When you educate women, you basically educate children as well. Educating mothers, educating aunts, educating grandmothers tends to trickle down to children, grandchildren, to society and I think this is all for the good.
It’s important to keep in mind, though, with regard to the population growth, that the twentieth century was the rapid growth. The population quadrupled. That is unlikely to happen in the twenty-first century. What is likely to happen in the twenty-first century, the major demographic issue is population aging – dealing with an older population, how to deal with them. We are seeing this in country after country, with pensions being slashed, health entitlements—with severe budget deficits, this is a big constraint, and this is going to affect, especially women.
As you know, women biologically outlive men, they live longer. If they are married, the wife usually survives her husband, and so we are going to see this effect of aging be especially burdensome on women, who are the major caregivers, and also the dominant majority, among those above eighty years old.
FM: In conclusion, let me ask you a question on the situation in the Arab world. Some have pointed to population shifts as a major force behind the so-called “Arab Spring.” Is this the case? If so, how?
JC: I think certainly, there was a major demographic component to the Arab Spring. Large numbers of youth, unemployed, unmarried, in urban centers. We have seen, of course, rapid urbanization of the world. This has especially been the case among the Arab countries. You take a city like Sana’a, you see it is a small town in the late 1970s, 1980, of several hundred thousand. Now, it is several million. Same with Riyadh, in Saudi Arabia: it is 400,000, and all of a sudden, it is several million. Rapid growth, and concentration of young men and women, who are looking for work, many of them educated, and they cannot find employment, they cannot get married because they do not have employment, they cannot set up a household. Great frustration, and it makes a big difference.
The example I give often is if you are in the middle of a farm in Kansas and you are protesting, you may get the attention of a few cows. But if you are in Manhattan, or Riyadh, or Cairo, or Tunis, and you start marching with a poster, you will find hundreds following you. These people who are young, are energetic, and they are concentrated, so it had a very large impact.
Now, countries like Yemen, Saudi Arabia, Jordan, and many of the other Gulf countries are growing very rapidly. It is not only because of the large numbers of people in the reproductive ages and high fertility relatively, but they also have immigration in the Gulf states and these places. That is also contributing to factors. Laid upon this also, in some countries, are the demographic differentials by tribe, by religious group, by ethnic group, and this also has to be taken into account.

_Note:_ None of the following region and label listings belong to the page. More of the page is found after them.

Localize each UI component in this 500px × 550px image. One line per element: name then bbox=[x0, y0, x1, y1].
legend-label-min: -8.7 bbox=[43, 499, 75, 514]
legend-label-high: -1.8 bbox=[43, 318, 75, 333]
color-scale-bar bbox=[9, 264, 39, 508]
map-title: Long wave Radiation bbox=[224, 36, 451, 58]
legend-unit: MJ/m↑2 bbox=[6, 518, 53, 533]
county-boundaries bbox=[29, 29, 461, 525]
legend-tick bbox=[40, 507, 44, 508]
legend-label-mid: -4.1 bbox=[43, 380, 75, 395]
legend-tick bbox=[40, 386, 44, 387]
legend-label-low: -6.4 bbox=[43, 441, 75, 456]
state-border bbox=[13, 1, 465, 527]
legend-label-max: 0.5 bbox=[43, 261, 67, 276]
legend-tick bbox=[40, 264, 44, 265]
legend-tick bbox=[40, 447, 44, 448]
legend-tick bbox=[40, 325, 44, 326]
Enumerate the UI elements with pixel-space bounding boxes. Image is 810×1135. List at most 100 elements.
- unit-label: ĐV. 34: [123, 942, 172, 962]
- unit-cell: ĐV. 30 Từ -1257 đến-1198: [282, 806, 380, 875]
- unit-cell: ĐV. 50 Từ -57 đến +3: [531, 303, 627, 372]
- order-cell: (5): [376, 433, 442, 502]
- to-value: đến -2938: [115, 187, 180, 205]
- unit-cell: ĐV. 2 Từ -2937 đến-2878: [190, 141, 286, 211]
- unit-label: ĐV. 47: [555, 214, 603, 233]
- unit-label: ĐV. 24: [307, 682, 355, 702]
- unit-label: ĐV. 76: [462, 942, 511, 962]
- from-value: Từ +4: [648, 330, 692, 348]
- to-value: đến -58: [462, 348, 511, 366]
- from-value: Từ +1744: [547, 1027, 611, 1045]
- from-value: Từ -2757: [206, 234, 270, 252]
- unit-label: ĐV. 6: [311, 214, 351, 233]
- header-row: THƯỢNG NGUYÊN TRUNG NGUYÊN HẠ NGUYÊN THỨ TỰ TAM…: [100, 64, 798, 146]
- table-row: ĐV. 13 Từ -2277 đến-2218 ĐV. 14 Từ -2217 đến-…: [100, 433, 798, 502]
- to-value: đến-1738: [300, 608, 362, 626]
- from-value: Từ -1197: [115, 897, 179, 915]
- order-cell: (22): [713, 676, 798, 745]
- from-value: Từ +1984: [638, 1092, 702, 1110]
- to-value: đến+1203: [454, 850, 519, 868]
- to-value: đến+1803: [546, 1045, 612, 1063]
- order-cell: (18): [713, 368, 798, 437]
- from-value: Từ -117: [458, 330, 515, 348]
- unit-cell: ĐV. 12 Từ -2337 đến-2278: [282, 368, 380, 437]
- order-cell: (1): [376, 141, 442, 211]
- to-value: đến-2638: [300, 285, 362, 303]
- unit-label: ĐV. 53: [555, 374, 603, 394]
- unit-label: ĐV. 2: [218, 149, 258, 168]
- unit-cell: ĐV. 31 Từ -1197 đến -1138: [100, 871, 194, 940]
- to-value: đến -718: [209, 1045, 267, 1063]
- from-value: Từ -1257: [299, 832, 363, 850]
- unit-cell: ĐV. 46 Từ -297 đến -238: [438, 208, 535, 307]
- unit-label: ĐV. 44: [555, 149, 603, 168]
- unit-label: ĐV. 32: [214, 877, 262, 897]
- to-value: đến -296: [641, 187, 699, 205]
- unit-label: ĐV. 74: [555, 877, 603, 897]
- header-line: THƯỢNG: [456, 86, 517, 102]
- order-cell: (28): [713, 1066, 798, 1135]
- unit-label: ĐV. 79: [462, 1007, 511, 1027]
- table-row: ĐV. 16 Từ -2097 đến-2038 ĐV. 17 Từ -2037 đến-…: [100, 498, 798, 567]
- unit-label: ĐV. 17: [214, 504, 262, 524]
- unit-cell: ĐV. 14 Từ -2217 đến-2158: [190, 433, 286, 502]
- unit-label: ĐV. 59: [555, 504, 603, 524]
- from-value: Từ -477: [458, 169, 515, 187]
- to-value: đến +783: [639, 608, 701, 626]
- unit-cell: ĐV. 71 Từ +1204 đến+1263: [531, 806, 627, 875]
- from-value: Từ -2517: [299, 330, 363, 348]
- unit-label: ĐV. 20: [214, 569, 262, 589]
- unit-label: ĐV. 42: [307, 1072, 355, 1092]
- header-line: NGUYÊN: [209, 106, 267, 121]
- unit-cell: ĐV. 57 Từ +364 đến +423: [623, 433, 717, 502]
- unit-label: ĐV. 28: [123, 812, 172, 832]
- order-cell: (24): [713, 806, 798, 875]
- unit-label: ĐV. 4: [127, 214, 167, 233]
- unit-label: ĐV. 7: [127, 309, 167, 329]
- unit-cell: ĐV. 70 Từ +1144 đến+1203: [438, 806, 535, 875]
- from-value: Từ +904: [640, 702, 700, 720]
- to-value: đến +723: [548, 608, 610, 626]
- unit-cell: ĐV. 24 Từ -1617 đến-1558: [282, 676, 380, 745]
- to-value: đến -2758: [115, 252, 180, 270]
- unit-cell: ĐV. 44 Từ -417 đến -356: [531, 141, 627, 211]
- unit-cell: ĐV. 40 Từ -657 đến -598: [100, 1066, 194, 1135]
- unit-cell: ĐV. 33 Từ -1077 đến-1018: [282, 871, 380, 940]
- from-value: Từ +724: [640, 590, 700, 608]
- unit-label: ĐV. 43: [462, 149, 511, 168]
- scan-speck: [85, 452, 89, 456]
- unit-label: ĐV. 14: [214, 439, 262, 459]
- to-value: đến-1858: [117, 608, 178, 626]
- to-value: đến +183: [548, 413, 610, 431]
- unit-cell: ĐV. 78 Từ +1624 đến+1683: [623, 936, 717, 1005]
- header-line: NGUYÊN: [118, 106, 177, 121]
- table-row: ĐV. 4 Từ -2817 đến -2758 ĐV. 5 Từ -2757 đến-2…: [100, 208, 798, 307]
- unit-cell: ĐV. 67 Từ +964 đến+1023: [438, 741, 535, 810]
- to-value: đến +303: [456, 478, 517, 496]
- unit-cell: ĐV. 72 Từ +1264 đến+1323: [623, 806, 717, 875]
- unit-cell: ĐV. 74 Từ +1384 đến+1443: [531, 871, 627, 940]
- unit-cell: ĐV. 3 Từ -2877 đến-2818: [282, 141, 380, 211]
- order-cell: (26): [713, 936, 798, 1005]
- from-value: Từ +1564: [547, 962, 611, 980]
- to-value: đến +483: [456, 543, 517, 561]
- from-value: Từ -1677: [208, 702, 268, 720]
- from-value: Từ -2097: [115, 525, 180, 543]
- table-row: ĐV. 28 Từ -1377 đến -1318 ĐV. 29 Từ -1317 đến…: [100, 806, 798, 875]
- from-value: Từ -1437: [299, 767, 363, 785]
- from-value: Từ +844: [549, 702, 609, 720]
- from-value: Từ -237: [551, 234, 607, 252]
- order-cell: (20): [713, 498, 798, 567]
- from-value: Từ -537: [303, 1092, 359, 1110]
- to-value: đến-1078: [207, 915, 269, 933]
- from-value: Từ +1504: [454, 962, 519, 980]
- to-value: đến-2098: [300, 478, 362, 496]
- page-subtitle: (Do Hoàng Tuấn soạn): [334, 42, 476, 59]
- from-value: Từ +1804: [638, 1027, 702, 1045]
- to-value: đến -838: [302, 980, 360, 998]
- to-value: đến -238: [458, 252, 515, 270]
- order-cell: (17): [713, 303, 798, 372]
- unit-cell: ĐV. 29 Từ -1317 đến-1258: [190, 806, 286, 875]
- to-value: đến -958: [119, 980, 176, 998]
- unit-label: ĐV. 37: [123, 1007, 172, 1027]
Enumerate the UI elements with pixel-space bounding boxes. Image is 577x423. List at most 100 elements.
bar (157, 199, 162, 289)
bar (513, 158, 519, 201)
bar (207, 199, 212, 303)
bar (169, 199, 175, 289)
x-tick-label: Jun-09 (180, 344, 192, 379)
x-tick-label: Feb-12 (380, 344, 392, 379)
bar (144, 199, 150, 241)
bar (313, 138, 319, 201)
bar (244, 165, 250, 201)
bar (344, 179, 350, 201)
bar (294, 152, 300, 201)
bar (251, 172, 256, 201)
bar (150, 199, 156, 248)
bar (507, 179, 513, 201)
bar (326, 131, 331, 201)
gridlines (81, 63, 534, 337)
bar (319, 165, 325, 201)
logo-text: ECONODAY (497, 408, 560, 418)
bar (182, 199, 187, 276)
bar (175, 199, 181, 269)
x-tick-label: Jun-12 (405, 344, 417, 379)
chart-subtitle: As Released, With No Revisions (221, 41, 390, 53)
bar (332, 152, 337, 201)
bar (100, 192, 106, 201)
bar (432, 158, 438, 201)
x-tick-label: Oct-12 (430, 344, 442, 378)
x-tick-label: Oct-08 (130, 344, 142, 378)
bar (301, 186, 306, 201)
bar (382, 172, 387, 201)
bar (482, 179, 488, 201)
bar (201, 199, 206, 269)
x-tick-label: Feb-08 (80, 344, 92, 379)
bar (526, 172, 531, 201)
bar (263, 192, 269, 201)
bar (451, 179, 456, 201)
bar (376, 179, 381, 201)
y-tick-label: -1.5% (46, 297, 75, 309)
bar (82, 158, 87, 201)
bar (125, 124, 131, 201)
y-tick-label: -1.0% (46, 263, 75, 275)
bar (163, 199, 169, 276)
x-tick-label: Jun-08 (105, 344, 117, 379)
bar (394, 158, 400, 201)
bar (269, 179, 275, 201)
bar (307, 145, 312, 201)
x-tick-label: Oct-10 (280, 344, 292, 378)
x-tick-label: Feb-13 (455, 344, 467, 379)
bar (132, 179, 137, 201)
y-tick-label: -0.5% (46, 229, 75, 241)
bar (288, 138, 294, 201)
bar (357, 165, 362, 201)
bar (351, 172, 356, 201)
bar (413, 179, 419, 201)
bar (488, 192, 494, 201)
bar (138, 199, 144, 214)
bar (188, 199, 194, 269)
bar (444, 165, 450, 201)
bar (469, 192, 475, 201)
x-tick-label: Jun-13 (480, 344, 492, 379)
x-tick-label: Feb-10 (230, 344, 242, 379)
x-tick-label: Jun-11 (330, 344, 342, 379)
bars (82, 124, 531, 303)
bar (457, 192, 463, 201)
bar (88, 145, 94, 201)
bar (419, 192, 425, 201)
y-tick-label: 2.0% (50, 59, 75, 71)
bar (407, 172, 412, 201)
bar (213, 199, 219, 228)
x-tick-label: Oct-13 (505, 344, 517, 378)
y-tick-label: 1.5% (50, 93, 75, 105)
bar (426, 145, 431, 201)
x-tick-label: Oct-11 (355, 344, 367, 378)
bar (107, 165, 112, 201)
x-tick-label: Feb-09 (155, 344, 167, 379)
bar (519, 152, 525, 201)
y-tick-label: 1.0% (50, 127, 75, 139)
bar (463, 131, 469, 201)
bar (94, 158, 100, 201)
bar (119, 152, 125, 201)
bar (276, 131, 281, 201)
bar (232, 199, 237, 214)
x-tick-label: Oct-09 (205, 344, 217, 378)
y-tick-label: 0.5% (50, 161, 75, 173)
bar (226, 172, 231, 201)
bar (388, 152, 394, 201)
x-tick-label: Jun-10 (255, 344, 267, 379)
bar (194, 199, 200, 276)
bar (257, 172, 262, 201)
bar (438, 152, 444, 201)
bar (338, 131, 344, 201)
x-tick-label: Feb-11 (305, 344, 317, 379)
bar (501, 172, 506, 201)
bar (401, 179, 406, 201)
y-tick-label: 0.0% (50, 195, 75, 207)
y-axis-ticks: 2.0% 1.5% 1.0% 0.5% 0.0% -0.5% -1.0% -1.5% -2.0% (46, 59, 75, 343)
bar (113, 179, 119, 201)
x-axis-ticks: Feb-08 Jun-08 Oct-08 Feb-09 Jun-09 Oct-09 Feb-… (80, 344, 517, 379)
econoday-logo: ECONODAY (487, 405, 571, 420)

But absolutely, the demographic component, the youth bulge, and the large numbers of young men and women, unemployed, unmarried, and looking for changes had a very large role in this. We know the spark that caused this; we know the underlying factors, and we are going to continue seeing this type of thing until there is some kind of resolution in these countries, with regard to development.
FM: Thank you very much, it has been a pleasure talking to you.